Non era la prima volta a Napoli, due anni prima, volle farsi esaminare dal Re napoletano Roberto D’Angiò prima della incoronazione a poeta in Campidoglio.

Alcuni giorni prima Petrarca annotò che il cielo di Napoli era diventato nero e che fulmini e temporali lasciavano presagire il peggio.
«Aperta la finestra che guarda verso occidente vidi la luna avanti a mezzanotte nascondersi dietro il monte di S. Martino, con la faccia piena di tenebre e di nubi».
Petrarca scrive che un vescovo in un’isola del golfo di Napoli (si trattava, probabilmente, di Guglielmo di Ischia), da giorni che predicava una terribile sciagura che si sarebbe abbattuta su Napoli.

La mattina del 25 novembre, una grande onda anomala divorò pescatori e intere imbarcazioni in un istante.

Petrarca si nascose nei locali dei frati della chiesa di San Lorenzo e insieme a lui gli uomini di fede iniziarono a pregare.
«Era pieno tutto quello spatio di persone affogate o che stavano per affogarsi: chi con la testa, chi con le braccia rotte e altri che uscivano loro le viscere, nè il grido degli uomini e delle donne che abitavano nelle case vicino al mare era meno spaventoso del fremito del mare».
Quando Petrarca verso il tramonto si mise a letto per addormentarsi, il tempo peggiorò ancora. Nel suo quinto libro delle “Epistolae familiares” descrive in maniera diretta quello che sta accadendo:
«Mi svegliò un rumore e un terremoto, il quale non solo aperse le finestre e spense il lume, ch’io soglio tenere la notte, ma commosse da i fondamenti la camera dove io stavo».

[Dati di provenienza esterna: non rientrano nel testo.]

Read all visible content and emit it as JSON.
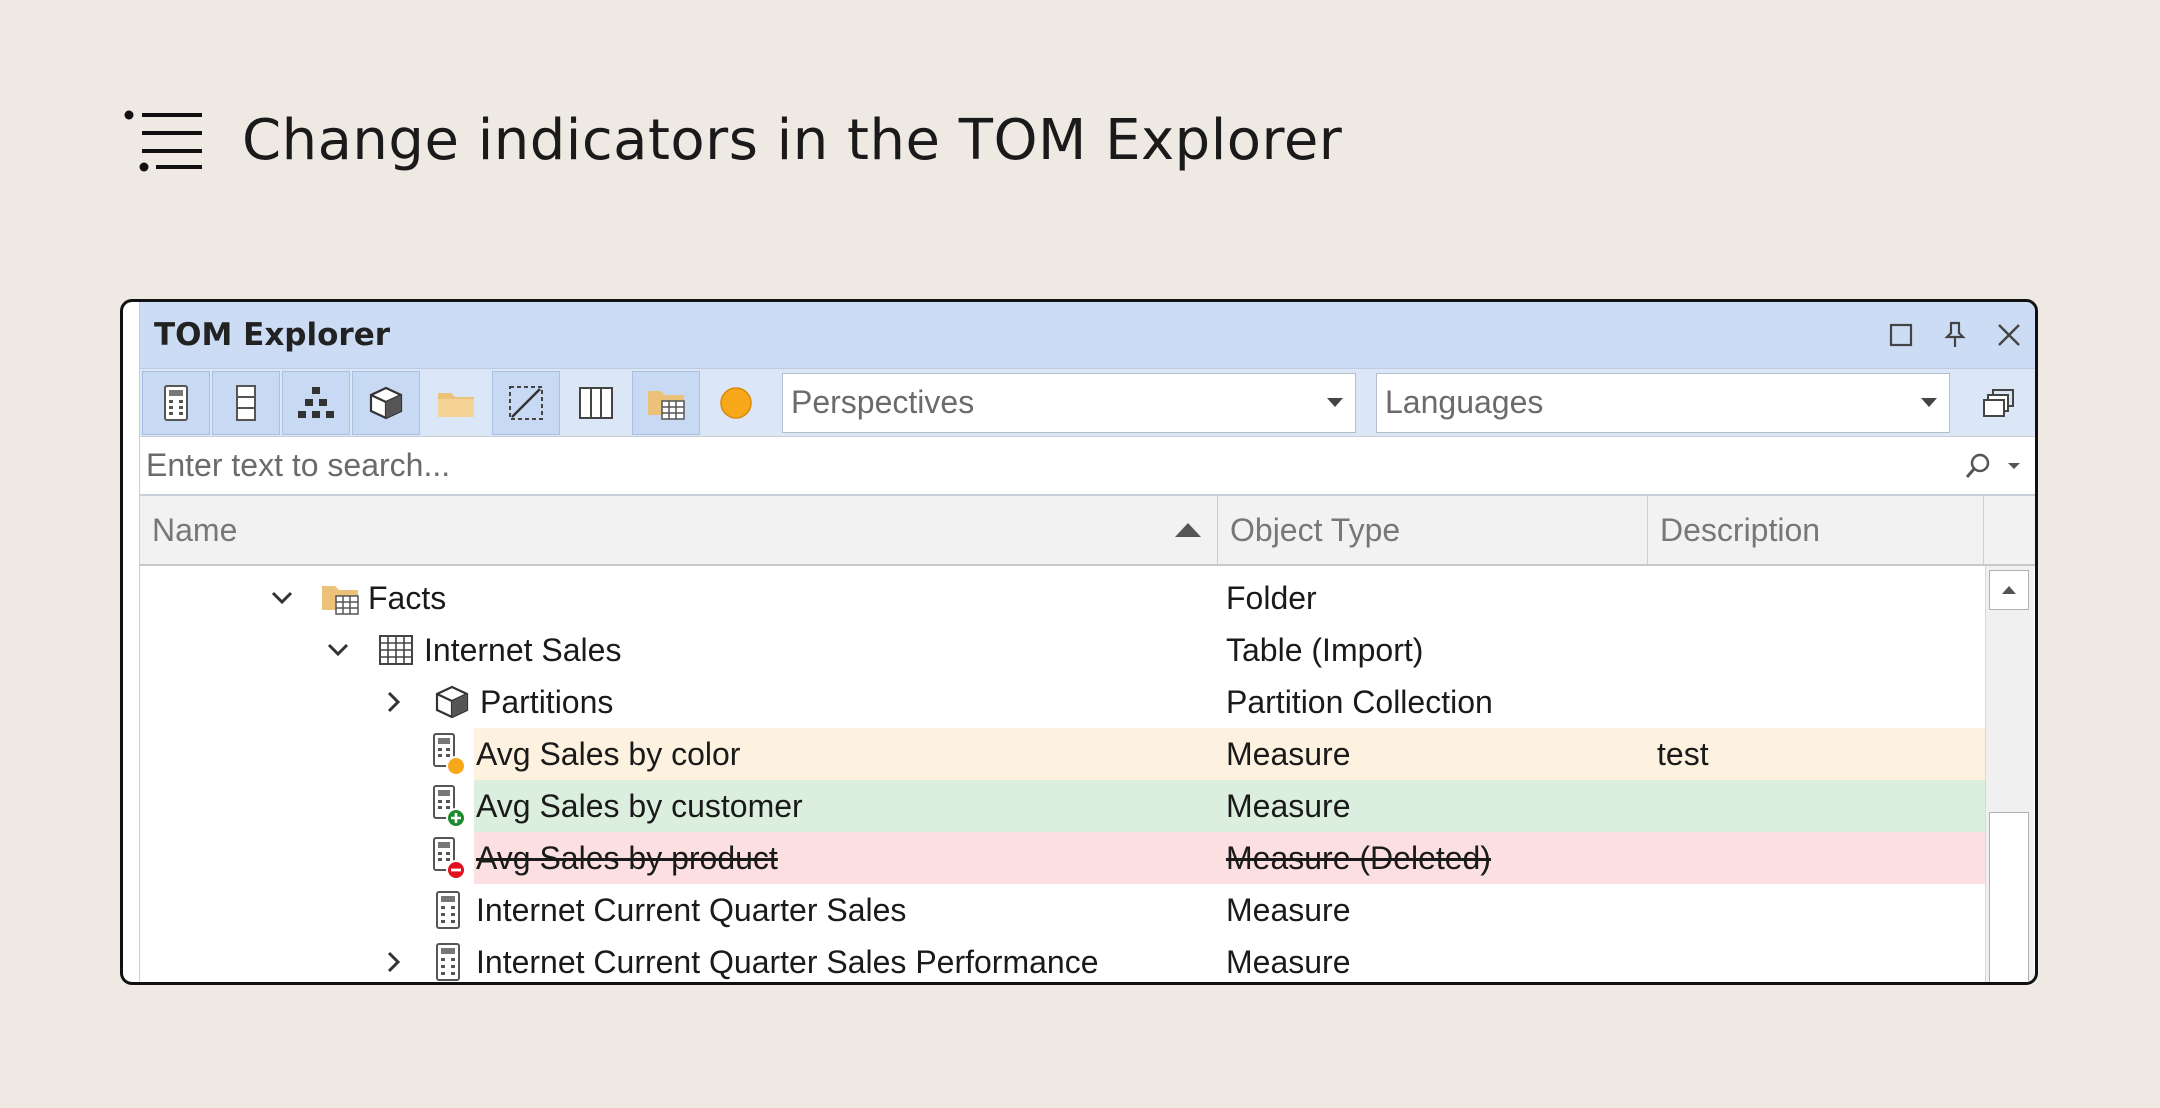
{
  "heading": {
    "title": "Change indicators in the TOM Explorer"
  },
  "window": {
    "title": "TOM Explorer",
    "perspectives_placeholder": "Perspectives",
    "languages_placeholder": "Languages",
    "search_placeholder": "Enter text to search..."
  },
  "columns": {
    "name": "Name",
    "object_type": "Object Type",
    "description": "Description"
  },
  "rows": [
    {
      "name": "Facts",
      "type": "Folder",
      "description": ""
    },
    {
      "name": "Internet Sales",
      "type": "Table (Import)",
      "description": ""
    },
    {
      "name": "Partitions",
      "type": "Partition Collection",
      "description": ""
    },
    {
      "name": "Avg Sales by color",
      "type": "Measure",
      "description": "test",
      "status": "modified"
    },
    {
      "name": "Avg Sales by customer",
      "type": "Measure",
      "description": "",
      "status": "added"
    },
    {
      "name": "Avg Sales by product",
      "type": "Measure (Deleted)",
      "description": "",
      "status": "deleted"
    },
    {
      "name": "Internet Current Quarter Sales",
      "type": "Measure",
      "description": ""
    },
    {
      "name": "Internet Current Quarter Sales Performance",
      "type": "Measure",
      "description": ""
    }
  ],
  "colors": {
    "modified_row": "#fdf1df",
    "added_row": "#dcefdf",
    "deleted_row": "#fbdfe1",
    "modified_dot": "#f6a81a",
    "added_dot": "#1e8a2e",
    "deleted_dot": "#e0101e"
  }
}
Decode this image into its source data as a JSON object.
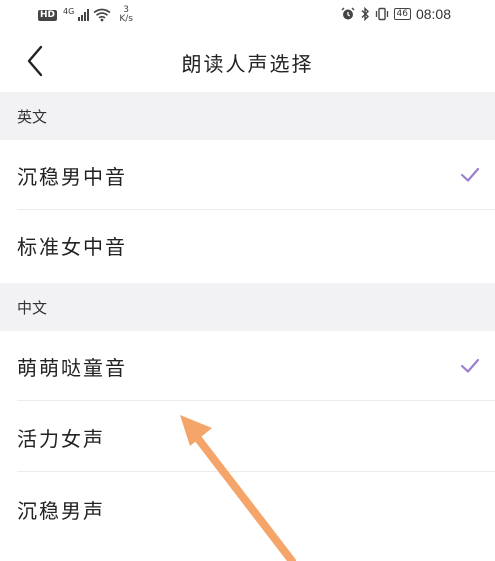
{
  "status_bar": {
    "hd": "HD",
    "network": "4G",
    "speed_value": "3",
    "speed_unit": "K/s",
    "battery": "46",
    "time": "08:08"
  },
  "header": {
    "title": "朗读人声选择"
  },
  "sections": [
    {
      "label": "英文",
      "options": [
        {
          "label": "沉稳男中音",
          "selected": true
        },
        {
          "label": "标准女中音",
          "selected": false
        }
      ]
    },
    {
      "label": "中文",
      "options": [
        {
          "label": "萌萌哒童音",
          "selected": true
        },
        {
          "label": "活力女声",
          "selected": false
        },
        {
          "label": "沉稳男声",
          "selected": false
        }
      ]
    }
  ],
  "colors": {
    "accent": "#9b7fcf",
    "section_bg": "#f2f2f5",
    "annotation_arrow": "#f5a46a"
  }
}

D’improvviso ci fu silenzio e il tutto sembrò essere giunto alla fine; poi un boato fortissimo proveniente dal mare diede invece inizio all’inferno.

Il priore munì i frati, e lo stesso Petrarca, di fiaccole, c’erano persone genuflette intente a pregare.
«e mentre tra le tenebre l’uno cercava l’altro nè si poteva vedere se non per beneficio di qualche lampo, cominciavamo a urtare l’un l’altro; e gettati tutti in terra non facevamo altro che con altissime voci invocar la misericordia di Dio».

Passato tutto, Petrarca di buon mattino salì sul suo cavallo e insieme ad altri frati si diresse verso il porto. Lo scenario fu terribile: il mare aveva inghiottito ogni cosa, case, persone, animali. Non c’erano più alcune case e chiese, la stessa cosa anche sulla costa di Amalfi e Minori. L’onda anomala aveva causato migliaia di morti, ma incredibilmente ci fu una zattera che restò in condizioni perfette. Quella zattera piccola ed insignificante, su cui erano sopravvissuti per miracolo, ospitava 400 galeotti. Un’ironia della sorte che non sfuggì al poeta toscano che così scrisse: «Perché sia dato comprendere che nei pericoli della morte più sicuri sono coloro che più a vile hanno la vita».
Fu così scosso da questa tragedia che al suo ritorno Petrarca giurò che quella sarebbe stata l’ultima volta in cui avrebbe messo piede a Napoli e in qualsiasi posto che si affacciava sul mare.

Proprio a questo evento è legata una leggenda di Napoli che riguarda Castel dell’Ovo, il cui nome si dice che derivi dal famoso “uovo” di Virgilio, che proteggerebbe la città di Napoli dalle sciagure.

La leggenda narra che proprio in quel periodo, venne accidentalmente rotto (c’è chi dice per fatalità, chi dalla regina stessa), e poco dopo sarebbe avvenuto lo spaventoso terremoto del 1343. A quel punto, fu proprio la Regina Giovanna a rimediare, facendone costruire uno nuovo e nascondendolo all’interno del castello, in un punto dove non sarebbe mai potuto essere raggiunto e quindi senza possibilità di essere rotto da nessuno.

Ad oggi è stato possibile scoprire che quel maremoto fu causato dal bradisismo del vulcano marino Marsili, poichè ha una natura esplosiva e una sua eruzione potrebbe causare uno tsunami che in circa mezzora colpirebbe le coste limitrofe.